Tuberculosis killed at least 1.7 million people in 2017, according to the WHO, making the airborne infection the world’s deadliest infectious disease.
It kills more than three times as many people as malaria every year and is responsible for the majority of HIV/AIDS deaths.
Despite the huge death toll, tuberculosis receives roughly a tenth of the global research funding that goes to HIV/AIDS.
Multidrug-resistant tuberculosis is immune to two of the most common antibacterial drugs used to treat the disease.
Experts believe it is spreading worldwide due to poor handling of tuberculosis cases.
Unlike other global killers such as HIV, tuberculosis is curable — but currently only under a strict six-month supervised regimen involving multiple daily drug doses.
In many parts of the world medications are incorrectly stored, or simply run out before the treatment has finished, leading to greater drug resistance, especially in crowded settings such as prison and hospitals.
The WHO says variants of multidrug-resistant tuberculosis have been reported in at least 117 countries around the world.
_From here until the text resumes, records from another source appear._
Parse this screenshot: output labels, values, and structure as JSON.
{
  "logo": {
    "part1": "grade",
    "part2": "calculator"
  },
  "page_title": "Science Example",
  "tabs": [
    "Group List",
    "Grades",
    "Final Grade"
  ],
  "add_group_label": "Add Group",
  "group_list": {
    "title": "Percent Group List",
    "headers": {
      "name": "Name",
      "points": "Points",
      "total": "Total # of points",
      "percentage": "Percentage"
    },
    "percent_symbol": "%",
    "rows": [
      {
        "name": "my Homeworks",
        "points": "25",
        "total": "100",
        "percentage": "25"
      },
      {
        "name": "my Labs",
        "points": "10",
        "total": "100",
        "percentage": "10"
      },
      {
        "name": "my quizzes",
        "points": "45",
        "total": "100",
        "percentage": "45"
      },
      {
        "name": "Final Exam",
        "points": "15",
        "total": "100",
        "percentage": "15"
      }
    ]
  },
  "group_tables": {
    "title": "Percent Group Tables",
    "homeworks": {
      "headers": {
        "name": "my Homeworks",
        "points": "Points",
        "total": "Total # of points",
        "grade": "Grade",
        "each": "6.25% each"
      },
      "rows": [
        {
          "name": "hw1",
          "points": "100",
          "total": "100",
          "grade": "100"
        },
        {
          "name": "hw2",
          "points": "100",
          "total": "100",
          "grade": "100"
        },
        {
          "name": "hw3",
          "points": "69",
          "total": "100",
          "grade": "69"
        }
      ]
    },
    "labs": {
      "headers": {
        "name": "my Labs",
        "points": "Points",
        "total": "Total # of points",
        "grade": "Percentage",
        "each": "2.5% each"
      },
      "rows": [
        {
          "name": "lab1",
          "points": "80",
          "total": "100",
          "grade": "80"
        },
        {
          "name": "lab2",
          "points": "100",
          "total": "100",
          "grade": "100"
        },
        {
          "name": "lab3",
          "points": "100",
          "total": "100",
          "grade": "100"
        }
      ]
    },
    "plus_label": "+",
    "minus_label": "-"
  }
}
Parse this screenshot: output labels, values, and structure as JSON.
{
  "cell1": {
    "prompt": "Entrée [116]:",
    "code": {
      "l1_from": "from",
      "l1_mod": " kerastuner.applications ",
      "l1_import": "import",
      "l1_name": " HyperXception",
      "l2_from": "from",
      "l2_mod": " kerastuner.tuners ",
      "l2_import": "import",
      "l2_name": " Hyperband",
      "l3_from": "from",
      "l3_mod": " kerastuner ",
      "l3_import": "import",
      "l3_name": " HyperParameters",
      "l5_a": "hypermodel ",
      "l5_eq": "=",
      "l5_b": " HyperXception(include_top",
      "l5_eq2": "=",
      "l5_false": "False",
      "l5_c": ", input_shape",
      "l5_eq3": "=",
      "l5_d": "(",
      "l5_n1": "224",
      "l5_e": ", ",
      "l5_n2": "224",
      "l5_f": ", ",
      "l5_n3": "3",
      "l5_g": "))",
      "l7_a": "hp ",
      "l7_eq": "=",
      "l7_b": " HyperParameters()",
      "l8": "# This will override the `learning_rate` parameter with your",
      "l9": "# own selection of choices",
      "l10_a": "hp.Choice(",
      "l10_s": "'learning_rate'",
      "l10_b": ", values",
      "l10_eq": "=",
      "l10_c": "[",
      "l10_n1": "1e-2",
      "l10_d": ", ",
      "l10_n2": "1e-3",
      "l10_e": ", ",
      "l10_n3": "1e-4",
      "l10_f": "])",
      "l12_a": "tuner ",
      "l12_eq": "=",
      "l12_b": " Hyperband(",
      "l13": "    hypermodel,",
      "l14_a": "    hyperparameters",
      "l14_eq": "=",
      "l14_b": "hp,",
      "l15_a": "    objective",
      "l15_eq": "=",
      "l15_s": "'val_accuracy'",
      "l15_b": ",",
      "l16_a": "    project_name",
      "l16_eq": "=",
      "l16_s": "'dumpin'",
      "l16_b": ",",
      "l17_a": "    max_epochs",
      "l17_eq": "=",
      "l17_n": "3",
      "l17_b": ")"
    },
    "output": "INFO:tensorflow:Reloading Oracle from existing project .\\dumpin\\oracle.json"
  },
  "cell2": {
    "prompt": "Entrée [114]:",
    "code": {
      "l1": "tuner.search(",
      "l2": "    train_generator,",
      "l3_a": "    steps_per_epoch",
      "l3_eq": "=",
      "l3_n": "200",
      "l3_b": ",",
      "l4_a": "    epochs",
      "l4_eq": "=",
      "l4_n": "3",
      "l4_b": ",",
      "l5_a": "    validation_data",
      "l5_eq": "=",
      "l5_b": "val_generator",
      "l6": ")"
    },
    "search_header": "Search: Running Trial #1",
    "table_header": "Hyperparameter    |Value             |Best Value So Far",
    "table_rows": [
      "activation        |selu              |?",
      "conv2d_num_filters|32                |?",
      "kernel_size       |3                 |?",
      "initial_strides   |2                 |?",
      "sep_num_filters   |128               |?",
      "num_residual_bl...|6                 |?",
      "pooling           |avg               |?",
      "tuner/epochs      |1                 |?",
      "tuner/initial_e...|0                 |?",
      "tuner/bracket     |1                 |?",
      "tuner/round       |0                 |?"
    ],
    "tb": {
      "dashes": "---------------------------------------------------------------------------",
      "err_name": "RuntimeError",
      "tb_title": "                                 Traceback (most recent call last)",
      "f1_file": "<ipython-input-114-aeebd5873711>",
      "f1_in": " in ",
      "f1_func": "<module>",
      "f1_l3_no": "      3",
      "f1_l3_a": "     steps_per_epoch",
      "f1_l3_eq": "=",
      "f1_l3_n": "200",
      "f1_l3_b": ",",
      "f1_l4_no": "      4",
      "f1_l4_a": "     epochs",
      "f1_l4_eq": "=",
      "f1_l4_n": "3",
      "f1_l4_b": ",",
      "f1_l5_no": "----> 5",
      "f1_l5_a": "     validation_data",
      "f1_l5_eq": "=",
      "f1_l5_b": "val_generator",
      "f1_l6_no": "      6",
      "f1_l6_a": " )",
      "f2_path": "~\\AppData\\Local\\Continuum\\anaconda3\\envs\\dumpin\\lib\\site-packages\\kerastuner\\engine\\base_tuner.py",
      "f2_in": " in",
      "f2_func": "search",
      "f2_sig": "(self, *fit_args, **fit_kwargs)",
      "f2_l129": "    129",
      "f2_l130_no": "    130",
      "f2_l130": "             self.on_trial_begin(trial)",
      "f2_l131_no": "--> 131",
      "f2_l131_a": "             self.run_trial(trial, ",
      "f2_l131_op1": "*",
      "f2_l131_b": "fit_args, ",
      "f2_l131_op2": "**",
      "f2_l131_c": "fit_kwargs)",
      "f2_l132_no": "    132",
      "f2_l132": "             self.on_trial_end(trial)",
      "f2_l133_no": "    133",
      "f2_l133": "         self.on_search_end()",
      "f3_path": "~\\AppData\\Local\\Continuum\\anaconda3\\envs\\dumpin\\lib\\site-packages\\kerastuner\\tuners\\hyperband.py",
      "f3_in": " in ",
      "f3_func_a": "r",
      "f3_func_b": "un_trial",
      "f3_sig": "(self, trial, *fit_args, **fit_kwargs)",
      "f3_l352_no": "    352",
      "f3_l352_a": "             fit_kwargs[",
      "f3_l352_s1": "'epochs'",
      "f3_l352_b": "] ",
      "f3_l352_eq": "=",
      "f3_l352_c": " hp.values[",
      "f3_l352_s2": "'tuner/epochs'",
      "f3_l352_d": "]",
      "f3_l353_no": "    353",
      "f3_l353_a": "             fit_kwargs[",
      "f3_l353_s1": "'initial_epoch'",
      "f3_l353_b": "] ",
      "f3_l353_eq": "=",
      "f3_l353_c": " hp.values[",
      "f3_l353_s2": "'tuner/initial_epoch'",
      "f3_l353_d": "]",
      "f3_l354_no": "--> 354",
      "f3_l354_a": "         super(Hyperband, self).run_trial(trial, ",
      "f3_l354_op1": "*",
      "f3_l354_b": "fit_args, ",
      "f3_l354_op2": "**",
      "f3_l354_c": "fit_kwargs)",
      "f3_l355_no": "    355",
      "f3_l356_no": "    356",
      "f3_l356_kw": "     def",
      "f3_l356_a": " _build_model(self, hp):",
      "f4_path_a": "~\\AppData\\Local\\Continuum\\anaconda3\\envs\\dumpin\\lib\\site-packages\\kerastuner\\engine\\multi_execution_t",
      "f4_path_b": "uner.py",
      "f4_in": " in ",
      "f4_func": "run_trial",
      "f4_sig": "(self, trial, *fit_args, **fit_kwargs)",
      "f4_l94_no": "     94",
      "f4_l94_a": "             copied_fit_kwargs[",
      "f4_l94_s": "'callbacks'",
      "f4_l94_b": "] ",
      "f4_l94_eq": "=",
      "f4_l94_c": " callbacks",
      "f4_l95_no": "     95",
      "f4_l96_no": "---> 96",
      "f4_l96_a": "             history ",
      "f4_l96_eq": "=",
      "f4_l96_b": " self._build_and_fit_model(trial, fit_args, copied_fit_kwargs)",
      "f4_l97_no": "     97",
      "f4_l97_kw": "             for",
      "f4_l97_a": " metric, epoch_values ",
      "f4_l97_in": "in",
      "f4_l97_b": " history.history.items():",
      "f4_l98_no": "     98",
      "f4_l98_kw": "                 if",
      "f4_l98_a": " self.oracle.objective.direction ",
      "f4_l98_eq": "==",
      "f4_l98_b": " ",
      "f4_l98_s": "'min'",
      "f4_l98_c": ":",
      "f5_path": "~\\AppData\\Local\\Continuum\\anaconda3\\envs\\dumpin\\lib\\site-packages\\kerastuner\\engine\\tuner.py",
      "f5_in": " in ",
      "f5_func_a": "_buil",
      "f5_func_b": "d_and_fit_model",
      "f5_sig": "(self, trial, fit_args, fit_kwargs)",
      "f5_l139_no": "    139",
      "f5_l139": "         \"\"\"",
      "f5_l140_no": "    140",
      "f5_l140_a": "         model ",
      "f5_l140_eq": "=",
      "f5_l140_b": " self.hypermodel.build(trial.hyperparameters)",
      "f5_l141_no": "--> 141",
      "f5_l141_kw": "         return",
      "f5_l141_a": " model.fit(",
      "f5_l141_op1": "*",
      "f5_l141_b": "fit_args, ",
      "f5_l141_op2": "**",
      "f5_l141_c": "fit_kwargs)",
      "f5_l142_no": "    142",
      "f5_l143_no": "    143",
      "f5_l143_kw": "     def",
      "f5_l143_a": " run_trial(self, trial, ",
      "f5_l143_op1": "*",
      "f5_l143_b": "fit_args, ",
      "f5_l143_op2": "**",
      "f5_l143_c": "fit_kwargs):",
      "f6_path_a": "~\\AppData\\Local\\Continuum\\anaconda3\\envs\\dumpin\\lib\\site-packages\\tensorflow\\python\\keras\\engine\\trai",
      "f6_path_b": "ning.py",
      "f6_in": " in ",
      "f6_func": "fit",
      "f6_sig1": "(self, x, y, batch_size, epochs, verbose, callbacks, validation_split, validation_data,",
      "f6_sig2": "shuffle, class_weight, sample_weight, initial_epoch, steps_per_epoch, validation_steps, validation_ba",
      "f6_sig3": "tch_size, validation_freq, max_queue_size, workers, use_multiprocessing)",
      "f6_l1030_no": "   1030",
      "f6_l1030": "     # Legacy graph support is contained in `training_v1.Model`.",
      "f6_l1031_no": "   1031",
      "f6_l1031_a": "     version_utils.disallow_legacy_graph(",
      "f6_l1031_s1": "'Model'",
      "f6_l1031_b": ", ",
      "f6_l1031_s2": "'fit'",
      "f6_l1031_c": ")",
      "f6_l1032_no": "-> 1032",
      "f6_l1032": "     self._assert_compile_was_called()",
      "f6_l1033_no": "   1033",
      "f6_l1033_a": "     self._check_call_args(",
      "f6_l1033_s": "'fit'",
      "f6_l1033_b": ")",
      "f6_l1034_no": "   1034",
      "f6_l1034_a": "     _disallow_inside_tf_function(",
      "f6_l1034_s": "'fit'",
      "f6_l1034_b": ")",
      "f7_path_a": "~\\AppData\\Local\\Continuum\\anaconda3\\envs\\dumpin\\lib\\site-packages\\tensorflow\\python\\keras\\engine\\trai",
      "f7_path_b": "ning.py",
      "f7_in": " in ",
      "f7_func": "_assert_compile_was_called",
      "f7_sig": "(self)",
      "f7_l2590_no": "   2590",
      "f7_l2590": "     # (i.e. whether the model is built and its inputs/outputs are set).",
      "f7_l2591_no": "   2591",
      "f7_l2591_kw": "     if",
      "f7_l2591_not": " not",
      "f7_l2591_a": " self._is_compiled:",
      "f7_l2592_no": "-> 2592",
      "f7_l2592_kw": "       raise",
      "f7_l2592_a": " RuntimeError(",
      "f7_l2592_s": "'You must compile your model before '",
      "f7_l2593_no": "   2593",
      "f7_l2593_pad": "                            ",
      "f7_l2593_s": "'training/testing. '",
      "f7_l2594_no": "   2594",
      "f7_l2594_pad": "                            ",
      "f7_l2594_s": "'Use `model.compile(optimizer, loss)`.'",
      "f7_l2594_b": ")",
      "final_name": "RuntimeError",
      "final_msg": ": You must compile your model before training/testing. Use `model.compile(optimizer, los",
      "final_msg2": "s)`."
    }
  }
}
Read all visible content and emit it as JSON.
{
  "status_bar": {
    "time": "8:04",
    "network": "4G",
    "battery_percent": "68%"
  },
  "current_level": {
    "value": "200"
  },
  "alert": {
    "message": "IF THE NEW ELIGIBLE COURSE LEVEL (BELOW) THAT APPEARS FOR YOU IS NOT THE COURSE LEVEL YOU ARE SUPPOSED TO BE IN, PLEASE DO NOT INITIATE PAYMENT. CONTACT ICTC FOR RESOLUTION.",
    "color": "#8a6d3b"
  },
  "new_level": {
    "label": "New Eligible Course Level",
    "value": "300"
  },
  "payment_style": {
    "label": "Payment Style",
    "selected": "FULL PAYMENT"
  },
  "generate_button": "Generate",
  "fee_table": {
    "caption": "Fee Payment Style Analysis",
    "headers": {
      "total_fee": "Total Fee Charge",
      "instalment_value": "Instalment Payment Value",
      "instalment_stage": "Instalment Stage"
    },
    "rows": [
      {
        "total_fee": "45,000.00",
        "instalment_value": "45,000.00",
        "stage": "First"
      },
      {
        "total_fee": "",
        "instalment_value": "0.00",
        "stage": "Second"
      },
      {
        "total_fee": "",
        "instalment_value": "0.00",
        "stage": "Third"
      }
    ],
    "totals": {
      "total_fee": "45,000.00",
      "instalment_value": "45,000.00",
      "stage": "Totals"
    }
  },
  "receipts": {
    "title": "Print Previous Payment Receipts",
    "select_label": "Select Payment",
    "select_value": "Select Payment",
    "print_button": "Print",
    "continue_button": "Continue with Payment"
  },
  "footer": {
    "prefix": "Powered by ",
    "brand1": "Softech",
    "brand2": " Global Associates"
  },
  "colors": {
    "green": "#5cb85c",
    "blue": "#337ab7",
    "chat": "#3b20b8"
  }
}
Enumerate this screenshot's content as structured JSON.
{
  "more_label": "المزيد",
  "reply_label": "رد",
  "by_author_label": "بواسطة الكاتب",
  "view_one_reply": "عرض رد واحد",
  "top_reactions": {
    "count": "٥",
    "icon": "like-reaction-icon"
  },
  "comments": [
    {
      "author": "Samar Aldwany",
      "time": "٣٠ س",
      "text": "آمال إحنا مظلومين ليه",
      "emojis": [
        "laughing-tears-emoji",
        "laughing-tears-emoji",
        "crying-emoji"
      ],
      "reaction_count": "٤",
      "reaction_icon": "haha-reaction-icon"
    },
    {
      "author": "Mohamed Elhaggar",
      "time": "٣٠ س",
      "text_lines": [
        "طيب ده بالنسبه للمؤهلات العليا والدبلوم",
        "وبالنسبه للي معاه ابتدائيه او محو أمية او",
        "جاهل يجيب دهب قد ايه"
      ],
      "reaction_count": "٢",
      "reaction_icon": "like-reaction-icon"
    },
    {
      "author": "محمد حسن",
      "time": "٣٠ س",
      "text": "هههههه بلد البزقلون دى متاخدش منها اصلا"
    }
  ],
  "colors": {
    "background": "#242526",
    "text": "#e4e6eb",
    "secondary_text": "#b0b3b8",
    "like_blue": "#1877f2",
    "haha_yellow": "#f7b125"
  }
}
Unlike many antibiotics, bedaquiline doesn’t attack the bacteria directly and instead targets the enzymes that the disease relies on for its energy.
All of the patients in the study experienced side effects but these were less severe than previously thought.
Last month UN member states agreed a global plan to fight tuberculosis and to facilitate cheaper access to vital drugs.
On the sidelines of the General Assembly in New York, world leaders pledged $13 billion annually to end the tuberculosis epidemic, with a further $2 billion to fund research — up from $700 million currently.
Unlike the battle against HIV, which has received high-profile celebrity backing, tuberculosis is often seen as a historic affliction effecting only remote and undeveloped parts of the world.
Scientists and policymakers gather this week in The Hague for a global conference on lung health, where they are expected to warn that tuberculosis could spread through richer nations currently struggling with non-communicable diseases such as diabetes and obesity.
India alone accounts for a quarter of all tuberculosis cases, and there are hopes that new, cheaper drugs could help strangle the spread of the disease if rolled out worldwide.
“We urgently need more affordable drugs like bedaquiline if we are to seriously make a dent in curing the estimated 600,000 people falling sick to multidrug-resistant tuberculosis each year and avoiding nearly a quarter of a million deaths,” said Fujiwara.